When Missouri voted to expand Medicaid eligibility in the summer of 2020, many in Saralyn Erwin’s community didn’t know what the change meant. Erwin is a a certified application counselor at the Northeast Missouri Health Council in Kirksville. Her job consists of helping people access social services, including Medicaid.
“There wasn’t a real push by any organization to really get the information out there what Medicaid expansion was,” Erwin said.
When Missouri eventually implemented Medicaid expansion in October 2021, it opened the public health insurance program to most Missourians making 138 percent of the federal poverty level or less — around 18,800 dollars a year.
Lately, Erwin's clients have been asking questions about the wait times. As of February, it was taking the state Department of Social Services 119 days on average to process applications.
Erwin says that average has dropped to 81 days in recent weeks, which is still nearly double the federal requirement of 45 days.
“Sometimes it can be pretty life-altering," Erwin said. "Some [clients] needed surgeries and had to put those off, so their conditions worsened."
When clients ask Erwin why it’s taking so long, the best she can do is pull up their application on the state’s database and see if anything is missing, or if the state has looked at it. The Department of Social Services says staffing shortages have contributed to the delays.
Timothy McBride studies health policy at Washington University in St. Louis, and served as chair of the oversight committee for Missouri’s Medicaid programs from 2012 to 2019. According to McBride, staffing is not a new problem for the department.
“We’ve historically paid our state employees about the lowest in the country and you know it just hasn’t grown very much," McBride said. "That problem [is] just going to perpetuate itself.”
Over the past week, DSS said it found many cases where clients who were receiving another kind of Medicaid, say for pregnant women, qualified for the expansion group instead.
That could help clear the backlog in applications, which sat at more than 70,000 in February. McBride said that change was overdue. "I think that could have been done a long time ago, closer to October, and I’m not exactly sure what took so long,” he said.
While DSS didn't reveal how many people were shifted to the expansion group, enrollment in Medicaid expansion jumped more than 45,000 between the first and second week of April. That was the biggest increase in enrollment since expansion started.
The jump brought enrollment in Missouri’s Medicaid expansion to 146,000 people. That total is still little more than half of the 275,000 people estimated to be eligible.
Missouri's numbers stand in stark relief with those in neighboring red state Oklahoma. Like Missouri, Oklahoma approved Medicaid expansion in the summer of 2020.

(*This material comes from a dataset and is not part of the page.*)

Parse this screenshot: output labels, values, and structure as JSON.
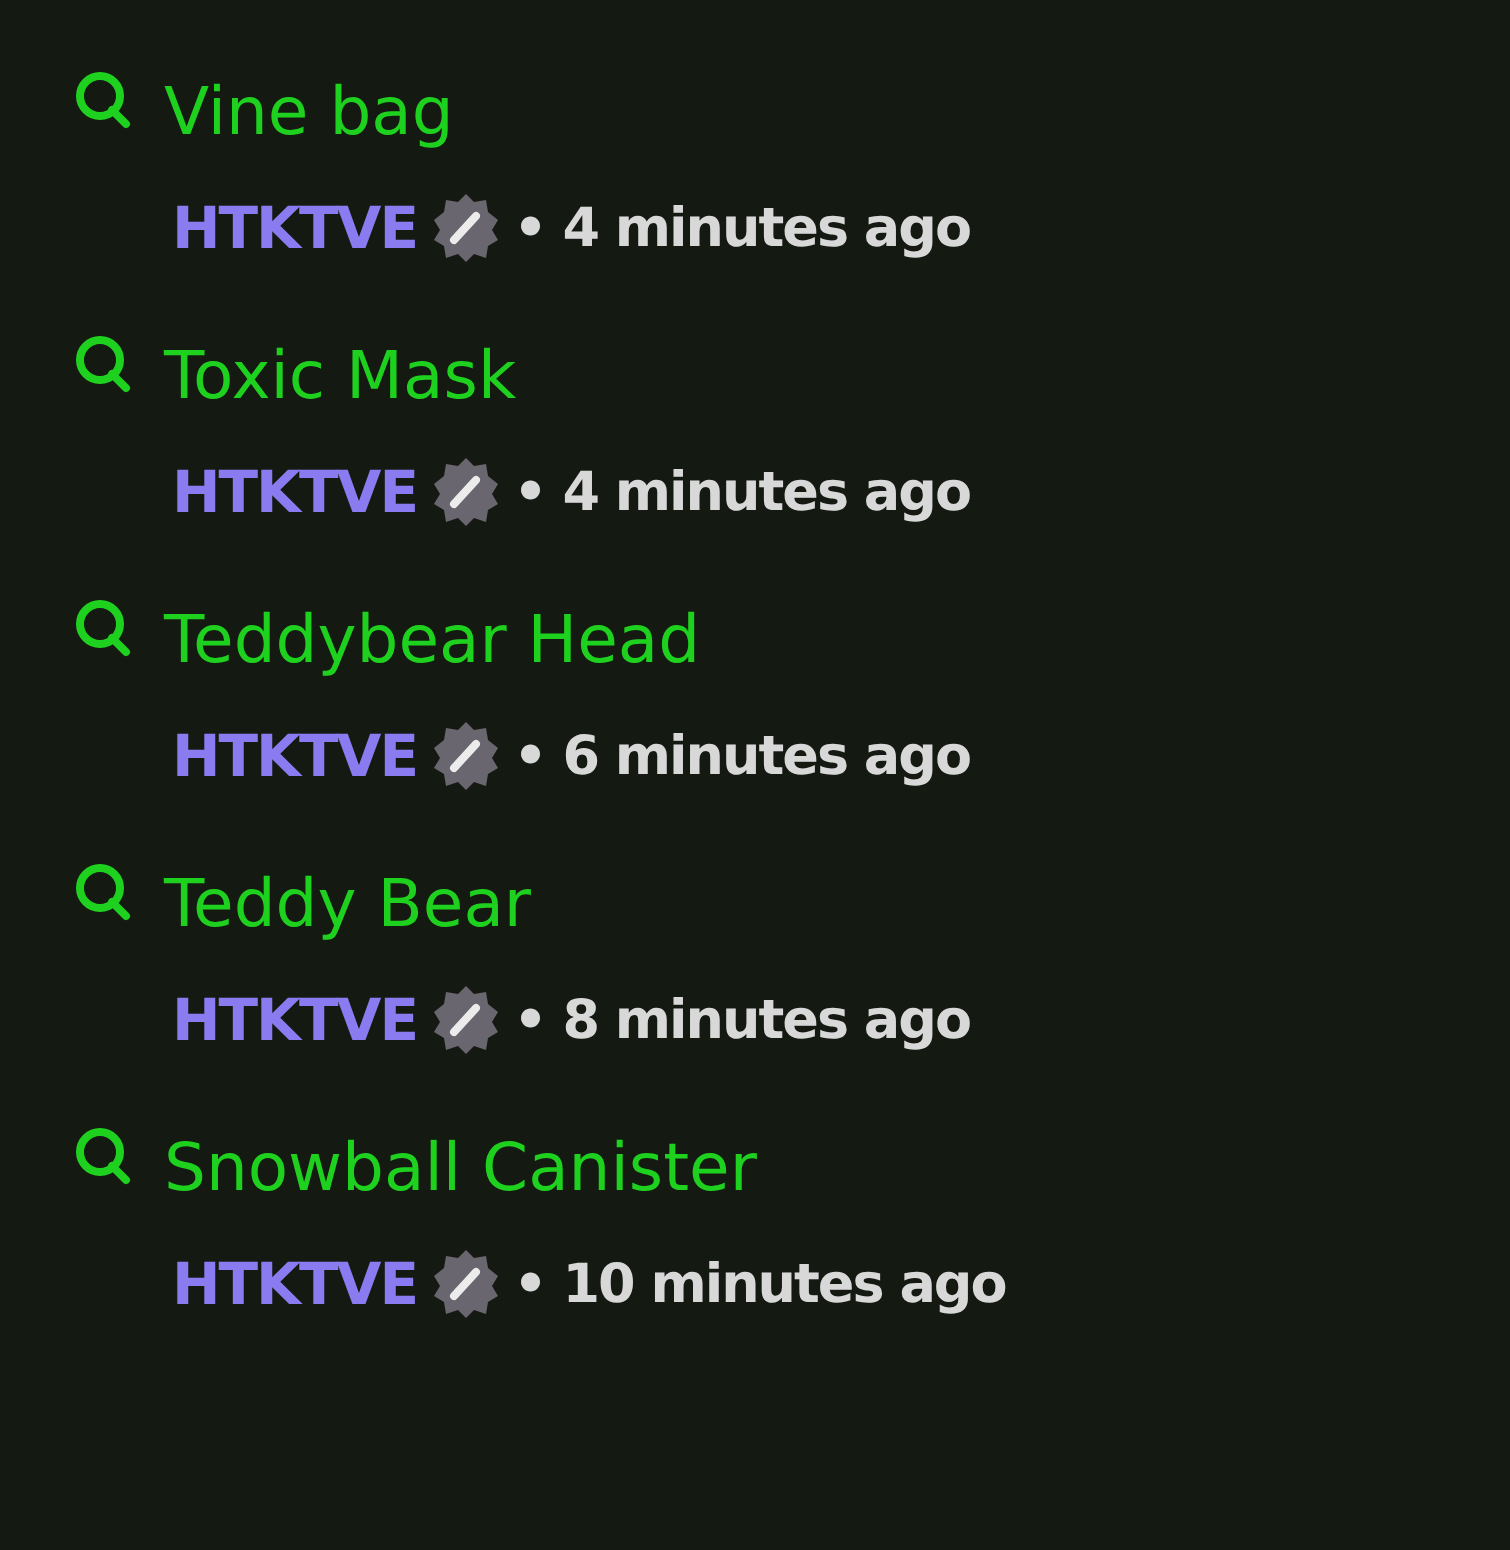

The state has enrolled nearly 270,000 people in its expansion group, well over the 190,000 estimated to be eligible. Emma Morris, a Health Care and Revenue Policy Analyst at the Oklahoma Policy Institute, chalked the success up to the state's Medicaid administrators and community organizations embracing the change.
“Our Medicaid agency — the Health Care Authority - really was committed to making sure that everyone who’s eligible was able to enroll in Medicaid expansion,” Morris said.

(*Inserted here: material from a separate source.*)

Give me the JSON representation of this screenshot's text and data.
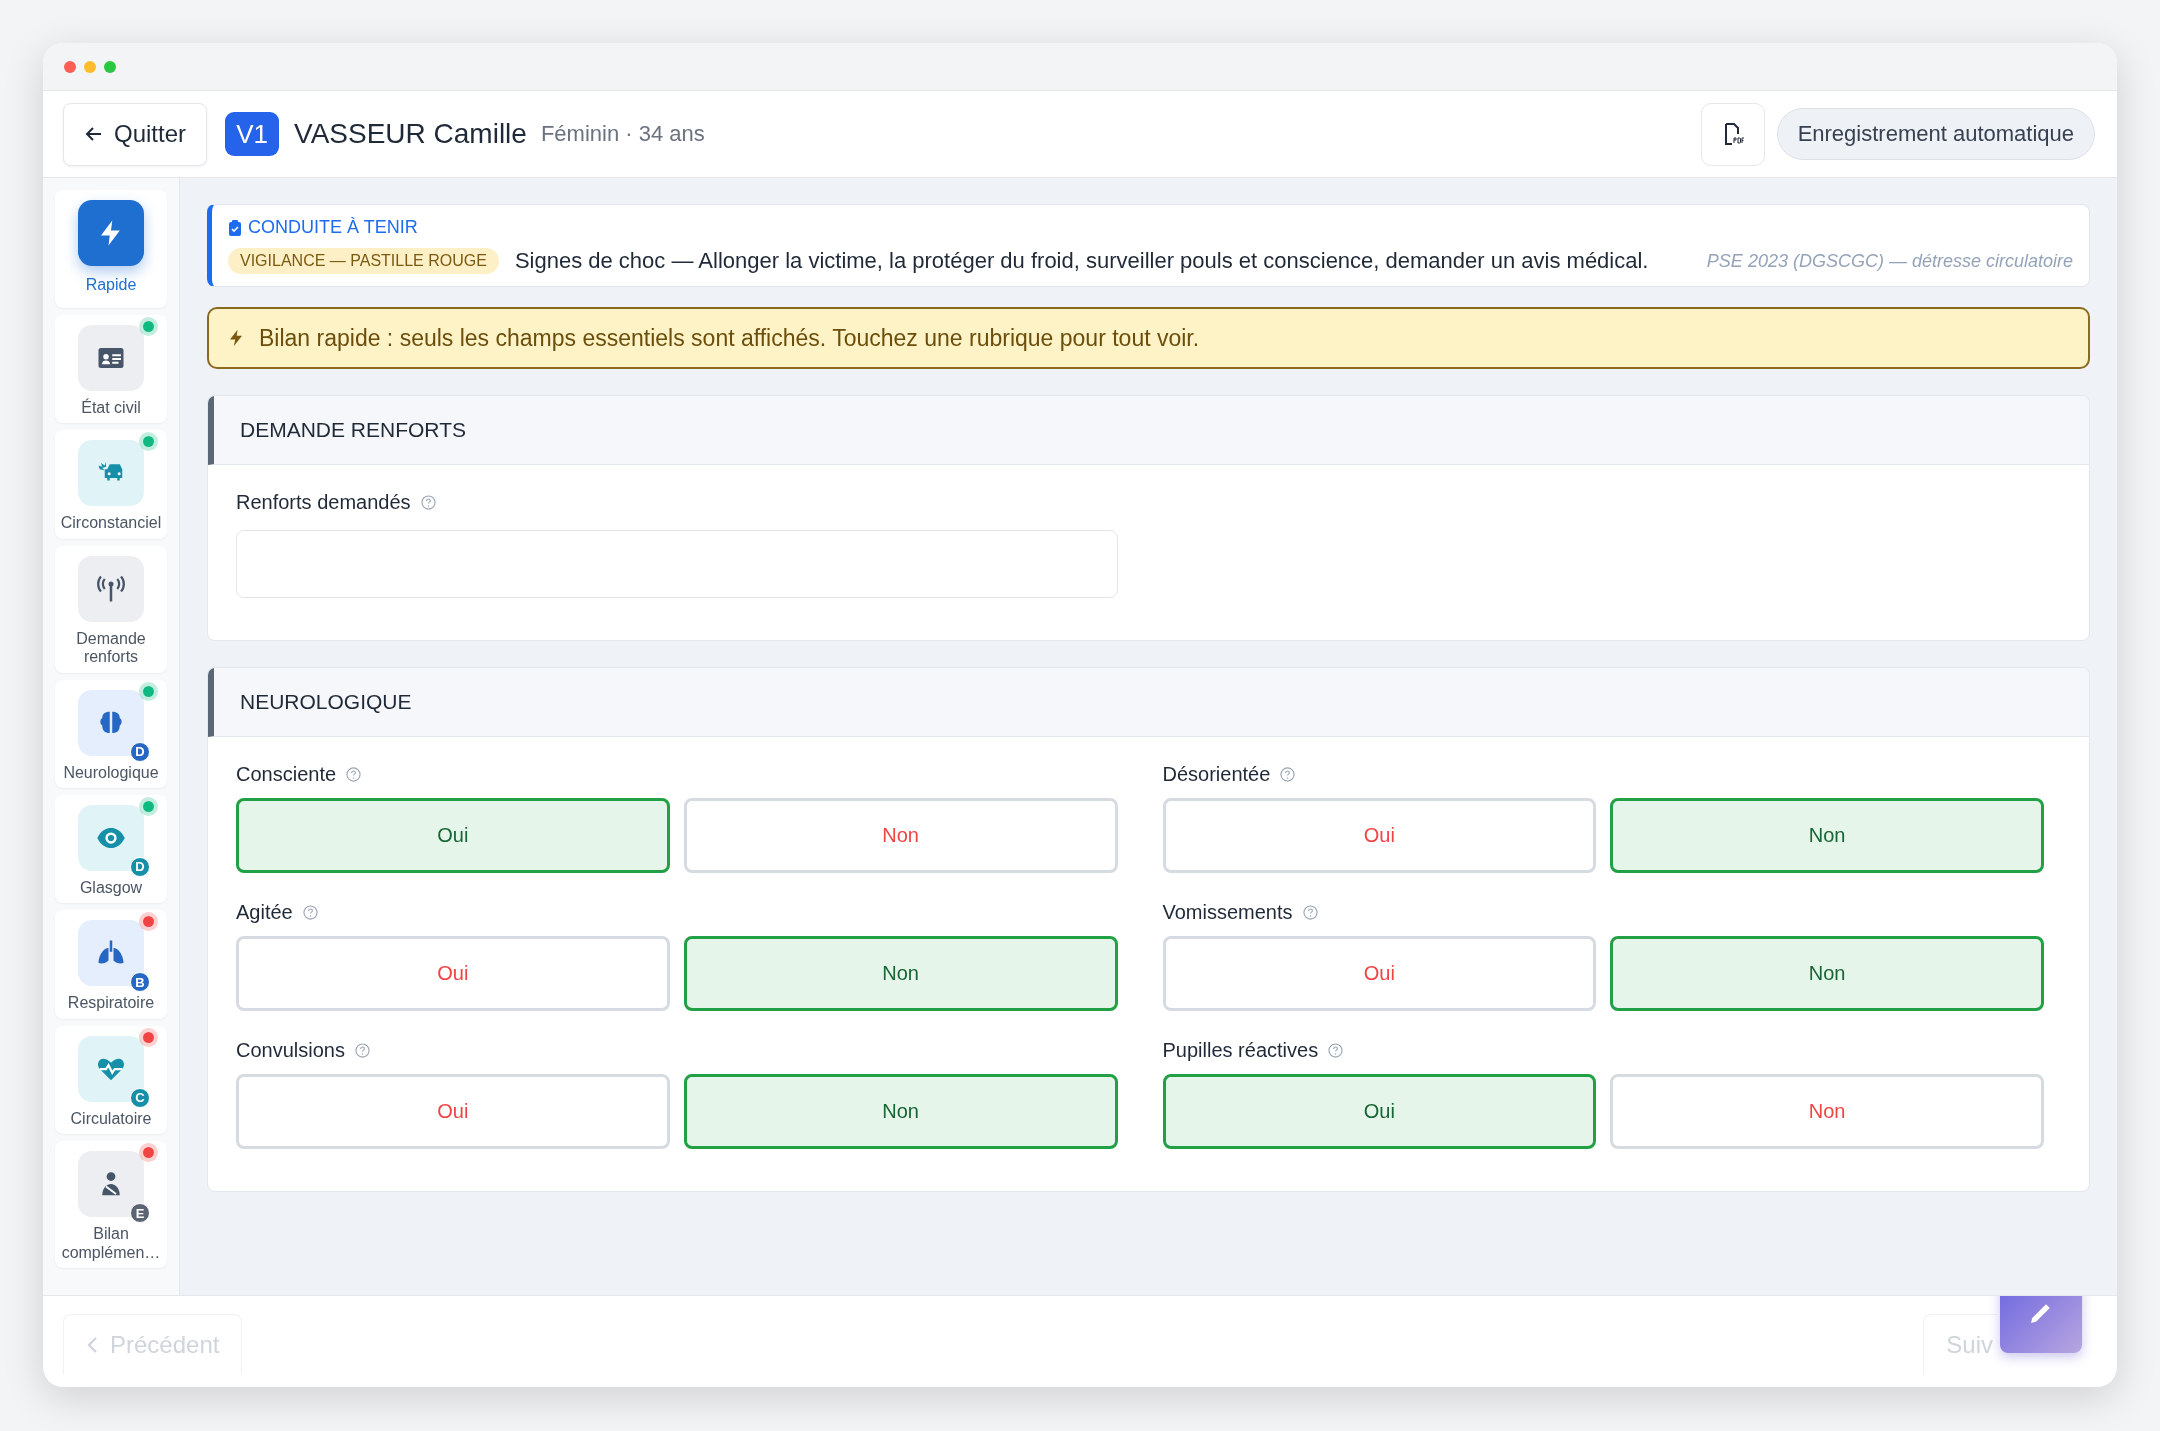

While Missouri’s legislature spent the months leading up to Medicaid expansion resisting the voter-approved expansion, Oklahoma’s legislature fully funded expansion.
Morris said that let the health department start collecting information to pre-enroll Oklahomans in the program. Instead of waiting months for a decision on applications, Oklahomans get an answer the same day they apply.
“People don’t have to wait — they fill out the application, so they know if they’re eligible or not, and then they can go see the doctor,” she said.
But for the tens of thousands of Missourians with pending Medicaid applications, the wait to go see a doctor will be much longer.